Back during the late Bush or early Obama era I remember reading a lot of articles about how the hydrogen fuel cell was going to replace the internal combustion engine and usher in a grand new era of cars that emitted water instead of carbon dioxide. Even at the time I knew enough to ask where the hydrogen was coming from. If it was electrolysis then where was the electricity coming from? I assumed I must be missing something. Now we have electric vehicles and I know I wasn't. We are currently facing down the choice of continuing to emit carbon or investing a trillion dollars of engineering and industrial effort into creating a fully renewable and intermittency capable grid. If only there was a time tested carbon neutral option for continuous electricity production.
It's nuclear power. I'm talking about nuclear power. Nuclear power fits that description. We have had the answer for sixty years and we refuse to grasp it. One of my biggest criticisms of contemporary society with all of its inefficiencies and injustices is that we don't use nuclear fission as our primary source of electricity. I have listened to the arguments against nuclear and found three main themes: waste, safety, and proliferation. I am going to dedicate a paragraph each to why I don't find any of those persuasive.
First is waste. Nuclear reactors create radioactive waste and it remains so for tens of thousands of years. Critics typically cite this as a major concern and I contend that it is not. Coal burning plants add not only CO2 but heavy metals to the atmosphere. Solar panels contain lead and cadmium and while efforts have been made to isolate the environment from these elements it's an open question how successful this will be. All heavy metals remain toxic forever and while we can expect them to sink into the lower stratum of the crust over time they never stop being toxic. Nuclear waste will stop being radioactive at some point but before that it will be containable. The default container for transporting nuclear waste is layers of glass, ceramic, steel, and concrete designed to survive direct impact from a locomotive. From there we can bury the waste and its container in geologically stable regions if we really want to though I would argue that that is overkill for the simple reason that those are rare isotopes that we may find uses for in the next ten thousand years and I don't want to have to dig them up again. How much waste are we talking about? According to my calculations the average American is going to use about one million kilowatt hours over the course of an eighty year lifespan at current rates and this means that the average person will need twenty-two kilograms of uranium per person over the course of a lifetime. There is more than just uranium in fuel rods but on a whole I think it is reasonable to think that a persons lifetime power usage will weigh less than they do. Even if the amount is significantly more it won't matter because this is a solved problem.
The second major concern raised is accident safety. This is an engineering issue. I start with that argument because it is easy to assume that meltdowns are an intrinsic concern with nuclear reactors and I don't think that is actually true. Pebble bed reactors are designed to be melt down proof. Molten salt reactors literally have melted fuel as a feature. Three Mile Island, Chernobyl, and Fukushima have informed design improvements and most reactor designs have never experienced major failures which is not for lack of operation hours. According to Wikipedia there are over four hundred reactors operating at present. Ukraine and France are presently receiving more than half of their electricity from it despite the former being the site of Chernobyl. Nuclear power is a proven technology.
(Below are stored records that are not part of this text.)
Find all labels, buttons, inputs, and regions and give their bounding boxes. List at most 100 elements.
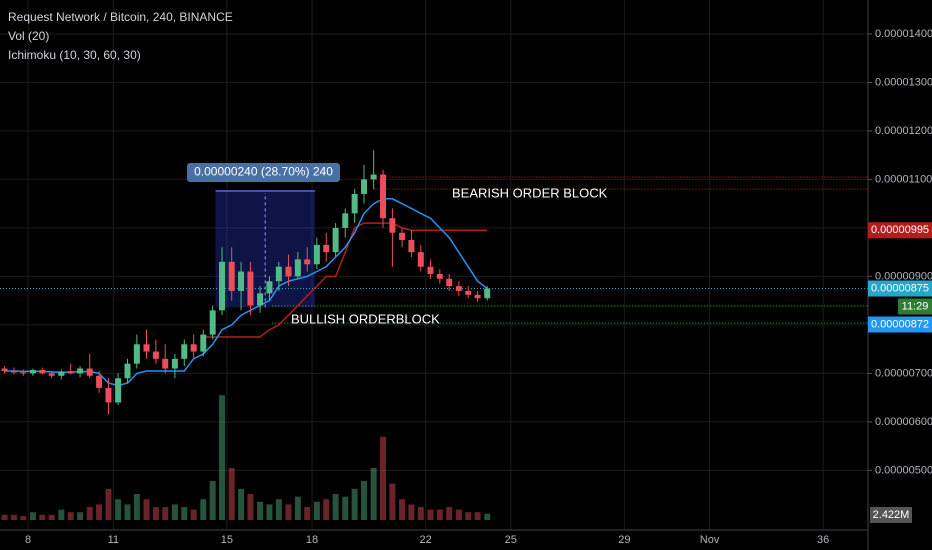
y-tick-label: 0.00001100 <box>875 173 932 185</box>
y-tick-label: 0.00001400 <box>875 28 932 40</box>
volume-bar <box>124 504 131 520</box>
volume-title: Vol (20) <box>8 29 49 43</box>
y-tick-label: 0.00001200 <box>875 125 932 137</box>
grid <box>0 0 868 530</box>
candle-body <box>389 218 396 233</box>
candle-body <box>285 266 292 277</box>
volume-bar <box>200 499 207 520</box>
volume-bar <box>219 395 226 520</box>
candle-body <box>266 281 273 294</box>
candle-body <box>247 271 254 306</box>
volume-bar <box>455 509 462 520</box>
price-badge <box>868 222 932 239</box>
candle-body <box>219 261 226 311</box>
candle-body <box>351 193 358 214</box>
volume-bar <box>370 468 377 520</box>
candle-body <box>124 363 131 379</box>
volume-bar <box>361 481 368 520</box>
y-tick-label: 0.00000700 <box>875 367 932 379</box>
candle-body <box>304 259 311 265</box>
volume-bar <box>389 483 396 520</box>
volume-badge-label: 2.422M <box>873 509 910 521</box>
candle-body <box>20 372 27 374</box>
volume-bar <box>266 504 273 520</box>
candle-body <box>465 290 472 295</box>
volume-bar <box>58 509 65 520</box>
candle-body <box>143 344 150 352</box>
candle-body <box>474 294 481 299</box>
price-badge-label: 0.00000875 <box>871 282 929 294</box>
candle-body <box>323 244 330 253</box>
x-tick-label: 36 <box>817 534 829 546</box>
candle-body <box>380 174 387 219</box>
volume-bar <box>417 507 424 520</box>
base-line <box>203 222 488 338</box>
volume-bar <box>351 488 358 520</box>
price-badge-label: 0.00000995 <box>871 224 929 236</box>
volume-bar <box>465 512 472 520</box>
y-tick-label: 0.00000600 <box>875 416 932 428</box>
x-tick-label: 22 <box>419 534 431 546</box>
volume-bar <box>313 501 320 520</box>
volume-bar <box>105 488 112 520</box>
volume-bar <box>20 516 27 520</box>
price-badge <box>868 280 932 297</box>
candle-body <box>399 232 406 241</box>
volume-bar <box>152 507 159 520</box>
volume-bar <box>67 512 74 520</box>
volume-bar <box>427 509 434 520</box>
candle-body <box>417 252 424 267</box>
volume-bar <box>408 504 415 520</box>
candle-body <box>181 344 188 359</box>
x-tick-label: 25 <box>505 534 517 546</box>
candle-body <box>408 240 415 253</box>
price-badge <box>868 316 932 333</box>
candle-body <box>77 368 84 374</box>
volume-badge <box>870 507 912 523</box>
candle-body <box>39 369 46 374</box>
candle-body <box>294 259 301 277</box>
annotation: BULLISH ORDERBLOCK <box>291 311 440 326</box>
candle-body <box>257 293 264 306</box>
candle-body <box>361 179 368 194</box>
candle-body <box>1 368 8 371</box>
candle-body <box>105 387 112 403</box>
candle-body <box>228 261 235 291</box>
measure-label: 0.00000240 (28.70%) 240 <box>194 165 333 179</box>
candle-body <box>133 344 140 364</box>
candle-body <box>10 370 17 373</box>
volume-bar <box>436 509 443 520</box>
x-tick-label: 29 <box>618 534 630 546</box>
y-tick-label: 0.00000900 <box>875 270 932 282</box>
price-badge-label: 0.00000872 <box>871 318 929 330</box>
volume-bar <box>332 494 339 520</box>
candle-body <box>446 278 453 287</box>
candle-body <box>86 368 93 376</box>
price-badge-label: 11:29 <box>902 300 929 312</box>
volume-bar <box>39 514 46 520</box>
volume-bar <box>275 499 282 520</box>
candle-body <box>342 213 349 228</box>
indicator-title: Ichimoku (10, 30, 60, 30) <box>8 48 141 62</box>
volume-bar <box>190 509 197 520</box>
volume-bar <box>294 496 301 520</box>
volume-bar <box>285 504 292 520</box>
volume-bar <box>323 499 330 520</box>
x-tick-label: 11 <box>108 534 119 546</box>
annotation: BEARISH ORDER BLOCK <box>452 185 608 200</box>
candle-body <box>436 273 443 279</box>
volume-bar <box>228 468 235 520</box>
volume-bar <box>181 507 188 520</box>
volume-bar <box>77 512 84 520</box>
volume-bar <box>96 504 103 520</box>
y-tick-label: 0.00000500 <box>875 464 932 476</box>
volume-bar <box>10 514 17 520</box>
volume-bar <box>342 496 349 520</box>
volume-bar <box>304 507 311 520</box>
time-axis-bg <box>0 530 868 550</box>
volume-bar <box>133 494 140 520</box>
volume-bar <box>446 507 453 520</box>
volume-bar <box>257 501 264 520</box>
None of this changes that the proliferation of reactors brings up the odds of an accident but that has to be weighed against the costs of continued fossil fuel use and/or the transition to massive levels of power storage to address the intermittency of wind and solar.
The third issue is weapon grade isotope proliferation. Plutonium is not naturally occurring and comes from reactors as a byproduct of their operation. This means that any country hosting a reactor has a supply of weapons grade fissile material by default and that the proliferation of reactors implies the proliferation of nuclear weapons. A few years ago I would have considered this an inevitable outcome and a significant objection to the universal adoption of atomic energy but now I think this is just another engineering or logistics problem and one that's already been solved. Small modular reactors are a mature technology which puts an entire reactor in a moveable container and allows it to be transported and deployed at a location. By mass manufacturing reactors with the intention that they be swapped out when one of them runs out of fuel the manufacturer can track all nuclear fuel usage and detect the theft of any of it. So long as the manufacturer is in a preexisting nuclear power and subject to that country's third party oversight it is vanishingly unlikely that any bad actor could collect weapons grade isotopes without detection.
If you want to learn more there are dozens of people building careers off of promoting nuclear power with much more detailed breakdowns of my points. Mass manufactured small modular reactors seems to be the front runner option since they are projected to be significantly cheaper per unit cost. I've attempted to give a broad but shallow overview of the state of nuclear power and why I think it is the obvious way forward. If you are reading this and you still have miss givings about nuclear energy I implore you to study the topic because I'm confident that any serious engagement with the evidence will persuade the average person. If you can't find it in yourself to support it at least don't oppose it in your region. It is a reliable, scalable, economic source of power that can decarbonize the electrical grid faster and at a lower cost than any alternative.